Ich ahne, dass ich trotz aller vermutbaren Vergeblichkeiten meines Bemühens weiterhin versuchen werde, die Blockaden, die sich meinen Gedanken entgegenstellen, zu brechen. Ich bin allerdings dankbar dafür, dass es diese Blockaden gibt, denn sonst wären angesichts der vermutbaren Beliebigkeit meine Gedanken beschäftigungslos.

Hans Eike von Oppeln-Bronikowski

Demokratie

Was verstehen wir unter Demokratie?

Was ist demokratisch und welche Rechte und Pflichten lassen sich hieraus ableiten? Lässt sich durch den Aufruf, mehr Demokratie zu wagen, die Welt gerechter gestalten, die Klimakatastrophe verhindern, Hungersnöte vermeiden und jedem die gleiche Chance der Teilhabe am öffentlichen Leben verschaffen?

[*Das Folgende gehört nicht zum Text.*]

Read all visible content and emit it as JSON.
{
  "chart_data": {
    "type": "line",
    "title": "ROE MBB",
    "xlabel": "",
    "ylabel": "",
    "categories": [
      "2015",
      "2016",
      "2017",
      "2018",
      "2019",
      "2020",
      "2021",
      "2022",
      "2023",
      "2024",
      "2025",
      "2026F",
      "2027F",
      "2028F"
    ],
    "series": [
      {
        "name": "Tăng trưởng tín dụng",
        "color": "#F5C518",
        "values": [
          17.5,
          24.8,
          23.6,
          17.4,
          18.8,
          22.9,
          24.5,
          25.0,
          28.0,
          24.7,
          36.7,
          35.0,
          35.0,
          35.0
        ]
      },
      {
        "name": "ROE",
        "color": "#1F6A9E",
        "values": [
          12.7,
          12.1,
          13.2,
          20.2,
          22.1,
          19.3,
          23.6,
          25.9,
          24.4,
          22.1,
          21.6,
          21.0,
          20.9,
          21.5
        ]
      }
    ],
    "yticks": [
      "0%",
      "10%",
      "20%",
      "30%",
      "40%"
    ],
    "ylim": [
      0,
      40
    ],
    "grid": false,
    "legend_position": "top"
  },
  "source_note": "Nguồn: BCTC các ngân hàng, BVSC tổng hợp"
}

Demokratie ist beides, ein Ordnungsrecht und ein emotionaler Kampfbegriff. Wer etwas durchsetzen will, schafft sich dadurch Legitimation, dass er eine demokratische Anforderung für sein Tun behauptet. Dabei geht es bei der Demokratie in erster Linie um Verteilung der Macht und deren Festigung in den Strukturen, die dem Durchsetzungswillen von Einzelnen und Gruppen Legitimation verleihen soll.

Nicht Zustände begründen aber die Demokratie, sondern Prozesse, in denen Menschen darum ringen, etwas zu gestalten, was ggf. dann Mehrheiten Dank ihrer Stimmen beschließen und dabei Minderheiten berücksichtigen. Die gesamtgesellschaftliche Einbindung unter staatlicher Führerschaft, schafft die Rechtsgewähr für demokratische Prozesse. Dies gelingt am besten, wenn zwischen der Bürgerschaft und dem Staat vertragliche Verabredungen getroffen werden, die dem beiderseitigen Rollenverständnis entsprechen.